Eine Wohnstudie im Auftrag von Erste Bank und s Real zeichnet ein ähnliches Bild, jedenfalls, was die Besitzform betrifft: Demnach bevorzugen 64 Prozent das Wohnen im Eigentum gegenüber der Miete, und bei Familien ist dieser Wunsch mit 72 Prozent besonders ausgeprägt. Immobilien gelten nach wie vor als „wertbeständige Anlage für die Zukunft“. Und als Absicherung fürs Alter – denn ist der Kredit getilgt, wohnt man billiger.
„Erbschaftssteuer neu“?
Wer Kinder hat, möchte wahrscheinlich auch, dass diese irgendwann – auf dem Weg der Vemögensweitergabe – ebenfalls davon profitieren. Gerade an dem Punkt steigt aber zur Zeit die Verunsicherung. Grund ist die wieder aufgeflammte Diskussion um Schenkungsund Erbschaftssteuern.

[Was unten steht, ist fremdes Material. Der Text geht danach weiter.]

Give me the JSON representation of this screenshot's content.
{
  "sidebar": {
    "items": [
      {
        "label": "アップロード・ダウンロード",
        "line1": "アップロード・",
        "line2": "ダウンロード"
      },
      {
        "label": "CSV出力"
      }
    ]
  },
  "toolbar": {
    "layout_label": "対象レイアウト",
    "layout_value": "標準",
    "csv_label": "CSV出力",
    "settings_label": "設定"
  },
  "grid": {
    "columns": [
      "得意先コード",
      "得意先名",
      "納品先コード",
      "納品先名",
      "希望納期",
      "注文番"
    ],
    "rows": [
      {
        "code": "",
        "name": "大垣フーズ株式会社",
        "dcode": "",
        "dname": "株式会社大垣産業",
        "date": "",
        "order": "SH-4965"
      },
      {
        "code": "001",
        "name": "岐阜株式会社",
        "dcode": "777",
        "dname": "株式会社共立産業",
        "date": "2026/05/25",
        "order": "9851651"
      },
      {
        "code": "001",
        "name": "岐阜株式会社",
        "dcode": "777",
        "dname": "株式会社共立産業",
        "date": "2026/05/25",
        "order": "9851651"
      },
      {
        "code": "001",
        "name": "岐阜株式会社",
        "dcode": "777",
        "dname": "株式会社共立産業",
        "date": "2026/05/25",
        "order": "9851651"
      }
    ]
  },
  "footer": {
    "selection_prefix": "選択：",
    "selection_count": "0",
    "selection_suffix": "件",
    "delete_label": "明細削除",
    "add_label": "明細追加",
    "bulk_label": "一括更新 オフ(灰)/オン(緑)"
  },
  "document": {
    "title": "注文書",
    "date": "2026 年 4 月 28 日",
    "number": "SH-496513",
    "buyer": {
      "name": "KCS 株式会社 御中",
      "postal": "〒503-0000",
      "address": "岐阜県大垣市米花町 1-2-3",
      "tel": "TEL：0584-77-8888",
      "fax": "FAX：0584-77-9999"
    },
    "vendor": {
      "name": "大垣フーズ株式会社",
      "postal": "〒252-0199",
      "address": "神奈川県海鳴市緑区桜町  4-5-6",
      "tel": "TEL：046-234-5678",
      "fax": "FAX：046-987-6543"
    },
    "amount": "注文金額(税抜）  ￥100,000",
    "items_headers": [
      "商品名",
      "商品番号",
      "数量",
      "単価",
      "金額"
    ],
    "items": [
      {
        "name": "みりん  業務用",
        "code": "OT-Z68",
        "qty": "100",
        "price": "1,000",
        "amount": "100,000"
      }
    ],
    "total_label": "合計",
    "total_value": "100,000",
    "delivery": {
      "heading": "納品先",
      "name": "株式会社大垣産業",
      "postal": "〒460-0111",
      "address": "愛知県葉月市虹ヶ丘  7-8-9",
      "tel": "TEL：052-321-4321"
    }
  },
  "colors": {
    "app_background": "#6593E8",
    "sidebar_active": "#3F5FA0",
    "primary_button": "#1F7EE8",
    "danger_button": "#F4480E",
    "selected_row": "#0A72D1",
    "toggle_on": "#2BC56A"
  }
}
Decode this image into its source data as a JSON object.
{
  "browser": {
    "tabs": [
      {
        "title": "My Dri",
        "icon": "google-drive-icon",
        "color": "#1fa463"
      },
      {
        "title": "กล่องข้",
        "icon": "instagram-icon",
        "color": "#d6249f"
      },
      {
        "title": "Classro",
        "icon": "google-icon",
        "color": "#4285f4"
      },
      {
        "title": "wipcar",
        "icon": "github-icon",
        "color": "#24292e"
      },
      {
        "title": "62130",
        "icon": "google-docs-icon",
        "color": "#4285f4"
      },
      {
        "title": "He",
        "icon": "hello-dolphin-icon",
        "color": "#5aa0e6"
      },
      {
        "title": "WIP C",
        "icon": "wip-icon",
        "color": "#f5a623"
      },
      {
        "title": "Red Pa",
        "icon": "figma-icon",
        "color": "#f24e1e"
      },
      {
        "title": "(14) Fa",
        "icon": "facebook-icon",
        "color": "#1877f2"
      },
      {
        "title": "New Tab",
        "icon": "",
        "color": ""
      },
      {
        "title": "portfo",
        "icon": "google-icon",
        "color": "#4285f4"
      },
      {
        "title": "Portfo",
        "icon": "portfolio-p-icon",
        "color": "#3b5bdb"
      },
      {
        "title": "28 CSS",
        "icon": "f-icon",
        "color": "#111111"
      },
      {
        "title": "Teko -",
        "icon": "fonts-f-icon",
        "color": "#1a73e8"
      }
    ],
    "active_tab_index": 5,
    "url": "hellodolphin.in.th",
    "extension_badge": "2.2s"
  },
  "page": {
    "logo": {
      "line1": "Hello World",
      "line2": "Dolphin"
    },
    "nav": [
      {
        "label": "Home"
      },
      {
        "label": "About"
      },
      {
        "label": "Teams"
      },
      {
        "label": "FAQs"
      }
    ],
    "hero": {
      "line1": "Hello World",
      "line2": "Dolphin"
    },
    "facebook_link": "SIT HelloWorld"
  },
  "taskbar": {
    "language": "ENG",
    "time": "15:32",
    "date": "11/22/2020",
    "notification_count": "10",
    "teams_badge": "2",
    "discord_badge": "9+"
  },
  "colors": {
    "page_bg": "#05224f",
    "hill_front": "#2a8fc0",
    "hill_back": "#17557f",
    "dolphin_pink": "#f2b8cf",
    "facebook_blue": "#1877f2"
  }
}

Diese – und auch eine Vermögenssteuer – gab es schon einmal. Dass eine Neuauflage kommt, sei „nicht ganz unerwartbar“, konstatierte Cornelius Necas, Partner bei der NWT Wirtschaftsprüfung und Steuerberatung, beim „MKP Expertenforum“vor rund einem Monat. Dafür spreche auch, dass nur sehr wenige andere EU-Länder gar keine derartigen Steuern haben.
Aber soll man sich von der bloßen Möglichkeit neuer Steuern bei seinen Entscheidungen beeinflussen lassen? Wer Wohneigentum möchte, wird kaum nur deshalb darauf verzichten. Wohl aber könnte man darüber nachdenken, gleich den Sohn oder die Tochter im Grundbuch eintragen zu lassen. Oder eine bereits vorhandene Immobilie – vermeintlich nur der Papierform nach – an diese weiterzugeben, um steuerlichen Verschlechterungen zuvorzukommen.
Theoretisch möglich ist das sogar, solang das Kind minderjährig ist. Was dann aber bedeuten würde, dass man für jede gravierende Verfügung – für einen Verkauf, etwa wegen einer Übersiedlung, aber auch für Umbauten oder umfangreichere Sanierungsmaßnahmen – die Zustimmung des Pflegschaftsgerichtes braucht. Dass man sich damit viele Probleme einhandelt, liegt auf der Hand.
Solche Fälle werden aber ohnehin die Ausnahme sein. Häufiger kommt es vor, dass Eltern ihren erwachsenen Kindern Haus oder Wohnung überschreiben und sich dort Wohnrecht oder Fruchtgenuss vorbehalten. Dafür kann es gute Gründe geben. Fachleute warnen aber ebenfalls davor, es unüberlegt zu tun: „Nachfolgeplanung sollte nicht nur von steuerlichen Themen getrieben sein“, bringt es Rechtsanwältin Katharina Müller auf den Punkt. „Angst vor neuen Steuern ist das falsche Motiv, um alles zu verschenken“, sagt auch Necas.
Ungeahnte Streitthemen
Denn eines wird oft übersehen: Die Weitergabe einer Immobilie ist im Normalfall nicht mehr einseitig revidierbar. Und auch wenn man meint, Papier sei geduldig und in der Familie treffe man ohnehin alle wichtigen Entscheidungen einvernehmlich: Niemand weiß, ob der Familienfrieden ewig hält.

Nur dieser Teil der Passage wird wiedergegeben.